Contributing source (CSRC): A source of a stream of RTP packets that has contributed to the combined stream produced by an RTP mixer (see below). The mixer inserts a list of the SSRC identifiers of the sources that contributed to the generation of a particular packet into the RTP header of that packet. This list is called the CSRC list. An example application is audio conferencing where a mixer indicates all the talkers whose speech was combined to produce the outgoing packet, allowing the receiver to indicate the current talker, even though all the audio packets contain the same SSRC identifier (that of the mixer).
End system: An application that generates the content to be sent in RTP packets and/or consumes the content of received RTP packets. An end system can act as one or more synchronization sources in a particular RTP session, but typically only one.
Mixer: An intermediate system that receives RTP packets from one or more sources, possibly changes the data format, combines the packets in some manner and then forwards a new RTP packet. Since the timing among multiple input sources will not generally be synchronized, the mixer will make timing adjustments among the streams and generate its own timing for the combined stream. Thus, all data packets originating from a mixer will be identified as having the mixer as their synchronization source.
Translator: An intermediate system that forwards RTP packets with their synchronization source identifier intact. Examples of translators include devices that convert encodings without mixing, replicators from multicast to unicast, and application-level filters in firewalls.

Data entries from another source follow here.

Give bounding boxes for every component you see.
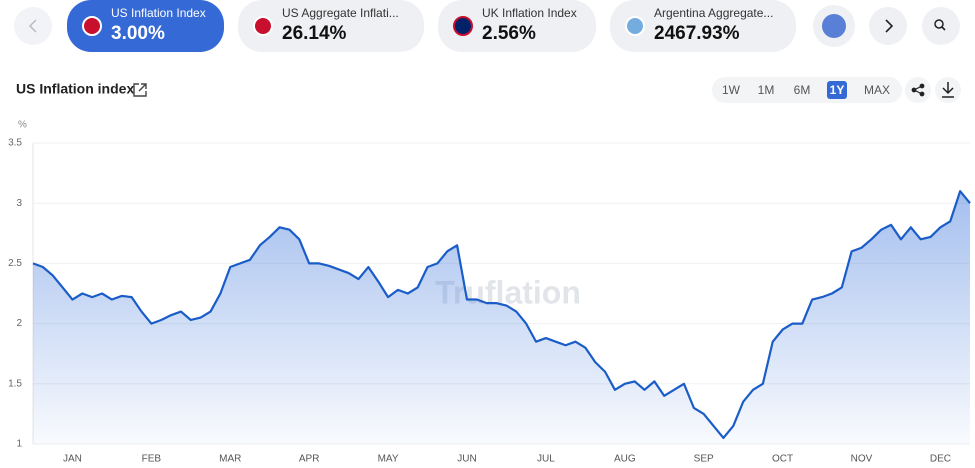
- flag-icon: [453, 16, 473, 36]
- range-button[interactable]: MAX: [864, 83, 890, 97]
- share-icon: [911, 83, 925, 97]
- share-button[interactable]: [905, 77, 931, 103]
- y-tick-label: 3: [16, 198, 22, 209]
- flag-icon: [625, 16, 645, 36]
- flag-icon: [82, 16, 102, 36]
- ticker-list: US Inflation Index 3.00% US Aggregate Infl…: [67, 0, 796, 52]
- range-button[interactable]: 1W: [722, 83, 741, 97]
- ticker-card[interactable]: [610, 0, 796, 52]
- y-tick-label: 1: [16, 439, 22, 450]
- x-tick-label: DEC: [930, 454, 951, 465]
- external-link-icon[interactable]: [133, 83, 147, 97]
- x-tick-label: MAY: [378, 454, 399, 465]
- range-button[interactable]: 6M: [794, 83, 811, 97]
- range-button[interactable]: 1M: [758, 83, 775, 97]
- ticker-label: UK Inflation Index: [482, 6, 577, 20]
- line: [32, 190, 971, 440]
- area: [33, 191, 970, 444]
- download-icon: [942, 82, 954, 98]
- search-button[interactable]: [922, 7, 960, 45]
- x-tick-label: JUL: [537, 454, 555, 465]
- search-icon-handle: [941, 26, 946, 31]
- y-axis-label: %: [18, 120, 27, 131]
- y-tick-label: 1.5: [8, 378, 22, 389]
- ticker-card[interactable]: [238, 0, 424, 52]
- search-icon: [934, 19, 944, 29]
- range-active-bg: [827, 81, 847, 99]
- y-tick-label: 2.5: [8, 258, 22, 269]
- ticker-value: 2.56%: [482, 23, 536, 44]
- ticker-label: Argentina Aggregate...: [654, 6, 773, 20]
- range-button[interactable]: 1Y: [830, 83, 845, 97]
- chart-title: US Inflation index: [16, 81, 134, 97]
- x-tick-label: AUG: [614, 454, 636, 465]
- range-selector: [712, 77, 902, 103]
- x-tick-label: NOV: [851, 454, 873, 465]
- ticker-label: US Aggregate Inflati...: [282, 6, 399, 20]
- x-tick-label: JAN: [63, 454, 82, 465]
- avatar-icon: [822, 14, 846, 38]
- ticker-value: 2467.93%: [654, 23, 740, 44]
- y-tick-label: 2: [16, 318, 22, 329]
- x-tick-label: MAR: [219, 454, 241, 465]
- prev-icon: [28, 19, 37, 33]
- flag-icon: [253, 16, 273, 36]
- ticker-card[interactable]: [67, 0, 224, 52]
- ticker-value: 26.14%: [282, 23, 347, 44]
- prev-button[interactable]: [14, 7, 52, 45]
- x-tick-label: OCT: [772, 454, 793, 465]
- ticker-value: 3.00%: [111, 23, 165, 44]
- next-icon: [885, 19, 894, 33]
- ticker-label: US Inflation Index: [111, 6, 206, 20]
- y-tick-label: 3.5: [8, 138, 22, 149]
- x-tick-label: SEP: [694, 454, 714, 465]
- x-tick-label: FEB: [142, 454, 162, 465]
- x-tick-label: JUN: [457, 454, 476, 465]
- range-buttons: 1W 1M 6M 1Y MAX: [722, 81, 890, 99]
- x-tick-label: APR: [299, 454, 320, 465]
- ticker-card[interactable]: [438, 0, 596, 52]
- next-button[interactable]: [869, 7, 907, 45]
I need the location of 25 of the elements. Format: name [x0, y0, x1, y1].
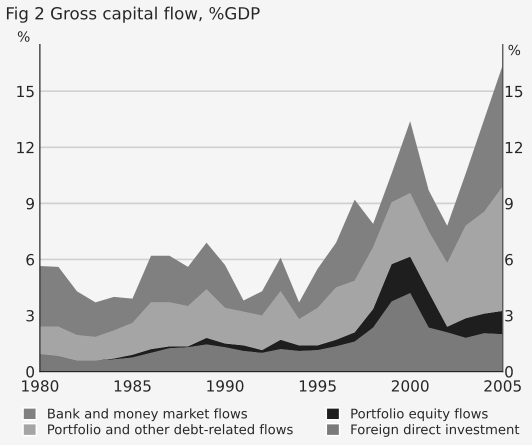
legend-label: Portfolio equity flows [351, 408, 488, 422]
y2-tick-label: 0 [505, 366, 513, 378]
y-tick-label: 15 [17, 86, 34, 98]
legend-label: Foreign direct investment [351, 424, 520, 437]
x-tick-label: 2000 [392, 380, 429, 392]
y2-tick-label: 6 [505, 254, 513, 266]
y-tick-label: 6 [26, 254, 34, 266]
legend-label: Bank and money market flows [48, 408, 248, 422]
y-tick-label: 0 [26, 366, 34, 378]
y-tick-label: 12 [17, 142, 34, 154]
y2-tick-label: 15 [506, 86, 522, 98]
x-tick-label: 2005 [484, 380, 521, 392]
x-tick-label: 1980 [22, 380, 58, 392]
y-tick-label: 3 [26, 310, 34, 322]
chart-title: Fig 2 Gross capital flow, %GDP [6, 6, 260, 23]
x-tick-label: 1985 [114, 380, 151, 392]
y-axis-title: % [18, 31, 30, 42]
y-tick-label: 9 [26, 198, 34, 210]
y2-tick-label: 12 [506, 142, 522, 154]
x-tick-label: 1990 [207, 380, 244, 392]
y2-tick-label: 9 [505, 198, 513, 210]
y2-axis-title: % [508, 44, 520, 56]
legend-label: Portfolio and other debt-related flows [48, 424, 293, 434]
y2-tick-label: 3 [505, 310, 513, 322]
x-tick-label: 1995 [300, 380, 336, 392]
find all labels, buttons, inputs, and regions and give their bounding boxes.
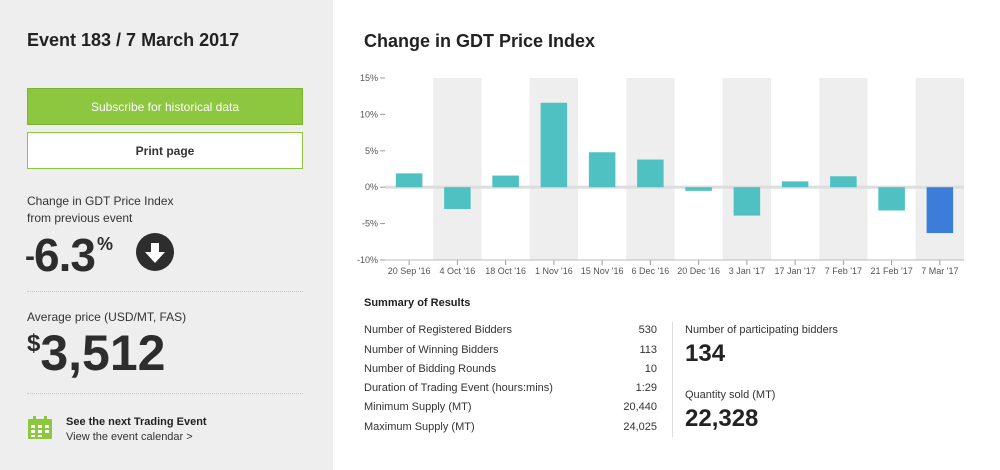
price-number: 3,512: [40, 325, 166, 381]
summary-row-label: Duration of Trading Event (hours:mins): [364, 382, 553, 394]
summary-row: Minimum Supply (MT) 20,440: [364, 401, 657, 413]
bar: [540, 102, 568, 188]
summary-row: Number of Winning Bidders 113: [364, 344, 657, 356]
summary-row-label: Number of Registered Bidders: [364, 324, 512, 336]
summary-row-label: Number of Bidding Rounds: [364, 363, 497, 375]
summary-title: Summary of Results: [364, 297, 471, 309]
change-unit: %: [96, 234, 113, 254]
bar: [685, 187, 712, 191]
arrow-down-circle-icon: [136, 233, 174, 271]
bar: [830, 176, 857, 188]
summary-row-value: 24,025: [623, 421, 657, 433]
x-tick-label: 20 Sep '16: [388, 266, 431, 276]
bar: [878, 187, 905, 211]
summary-row-value: 113: [639, 344, 657, 356]
summary-row: Number of Bidding Rounds 10: [364, 363, 657, 375]
quantity-sold-value: 22,328: [685, 405, 759, 432]
price-index-chart: -10% -5% 0% 5% 10% 15% 20 Sep '16 4 Oct '16 18 O…: [357, 73, 964, 276]
summary-row-label: Number of Winning Bidders: [364, 344, 499, 356]
chart-band: [819, 78, 868, 260]
calendar-icon: [27, 416, 53, 440]
summary-row: Maximum Supply (MT) 24,025: [364, 421, 657, 433]
x-tick-label: 7 Mar '17: [921, 266, 958, 276]
bar: [733, 187, 761, 216]
y-tick-label: -5%: [362, 219, 378, 229]
event-title: Event 183 / 7 March 2017: [27, 30, 240, 50]
x-tick-label: 15 Nov '16: [581, 266, 624, 276]
bar: [637, 159, 664, 188]
x-tick-label: 4 Oct '16: [440, 266, 476, 276]
bar: [926, 187, 954, 234]
divider: [27, 291, 303, 292]
x-tick-label: 21 Feb '17: [871, 266, 913, 276]
bar: [395, 173, 423, 188]
divider: [27, 393, 303, 394]
y-tick-label: -10%: [357, 255, 378, 265]
y-tick-label: 15%: [360, 73, 378, 83]
y-tick-label: 10%: [360, 109, 378, 119]
participating-bidders-value: 134: [685, 340, 726, 367]
x-tick-label: 7 Feb '17: [825, 266, 862, 276]
x-tick-label: 20 Dec '16: [677, 266, 720, 276]
x-tick-label: 17 Jan '17: [774, 266, 815, 276]
summary-row-label: Maximum Supply (MT): [364, 421, 475, 433]
change-label: Change in GDT Price Index: [27, 194, 174, 208]
change-label-sub: from previous event: [27, 211, 133, 225]
y-tick-label: 0%: [365, 182, 378, 192]
price-value: $3,512: [27, 324, 165, 382]
print-button[interactable]: Print page: [27, 132, 303, 169]
summary-row: Number of Registered Bidders 530: [364, 324, 657, 336]
change-number: 6.3: [34, 229, 96, 281]
summary-divider: [672, 322, 673, 437]
bar: [588, 152, 616, 188]
change-sign: -: [25, 240, 35, 273]
event-summary-panel: Event 183 / 7 March 2017 Subscribe for h…: [0, 0, 333, 470]
bar: [444, 187, 471, 210]
y-tick-label: 5%: [365, 146, 378, 156]
summary-row-value: 530: [638, 324, 657, 336]
summary-row-value: 20,440: [623, 401, 657, 413]
chart-band: [433, 78, 482, 260]
participating-bidders-label: Number of participating bidders: [685, 324, 838, 336]
zero-line: [385, 185, 964, 189]
chart-title: Change in GDT Price Index: [364, 31, 596, 51]
bar: [781, 181, 809, 188]
summary-row-value: 1:29: [635, 382, 657, 394]
chart-band: [722, 78, 771, 260]
x-tick-label: 6 Dec '16: [632, 266, 670, 276]
bar: [492, 175, 519, 188]
summary-row-label: Minimum Supply (MT): [364, 401, 472, 413]
next-event-title: See the next Trading Event: [66, 416, 207, 428]
price-currency: $: [27, 330, 41, 357]
x-tick-label: 3 Jan '17: [729, 266, 765, 276]
subscribe-button[interactable]: Subscribe for historical data: [27, 88, 303, 125]
quantity-sold-label: Quantity sold (MT): [685, 389, 776, 401]
price-label: Average price (USD/MT, FAS): [27, 310, 187, 324]
x-tick-label: 1 Nov '16: [535, 266, 573, 276]
summary-row: Duration of Trading Event (hours:mins) 1:…: [364, 382, 657, 394]
event-calendar-link[interactable]: View the event calendar >: [66, 431, 193, 443]
x-tick-label: 18 Oct '16: [485, 266, 526, 276]
summary-row-value: 10: [644, 363, 657, 375]
change-value: -6.3%: [25, 228, 113, 282]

Monitor: An application that receives RTCP packets sent by participants in an RTP session, in particular the reception reports, and estimates the current quality of service for distribution monitoring, fault diagnosis and long-term statistics. The monitor function is likely to be built into the application(s) participating in the session, but may also be a separate application that does not otherwise participate and does not send or receive the RTP data packets (since they are on a separate port). These are called third-party monitors. It is also acceptable for a third-party monitor to receive the RTP data packets but not send RTCP packets or otherwise be counted in the session.
Non-RTP means: Protocols and mechanisms that may be needed in addition to RTP to provide a usable service. In particular, for multimedia conferences, a control protocol may distribute multicast addresses and keys for encryption, negotiate the encryption algorithm to be used, and define dynamic mappings between RTP payload type values and the payload formats they represent for formats that do not have a predefined payload type value. Examples of such protocols include the Session Initiation Protocol (SIP) (RFC 3261 [13]), ITU Recommendation H.323 [14] and applications using SDP (RFC 2327 [15]), such as RTSP (RFC 2326 [16]). For simple applications, electronic mail or a conference database may also be used. The specification of such protocols and mechanisms is outside the scope of this document.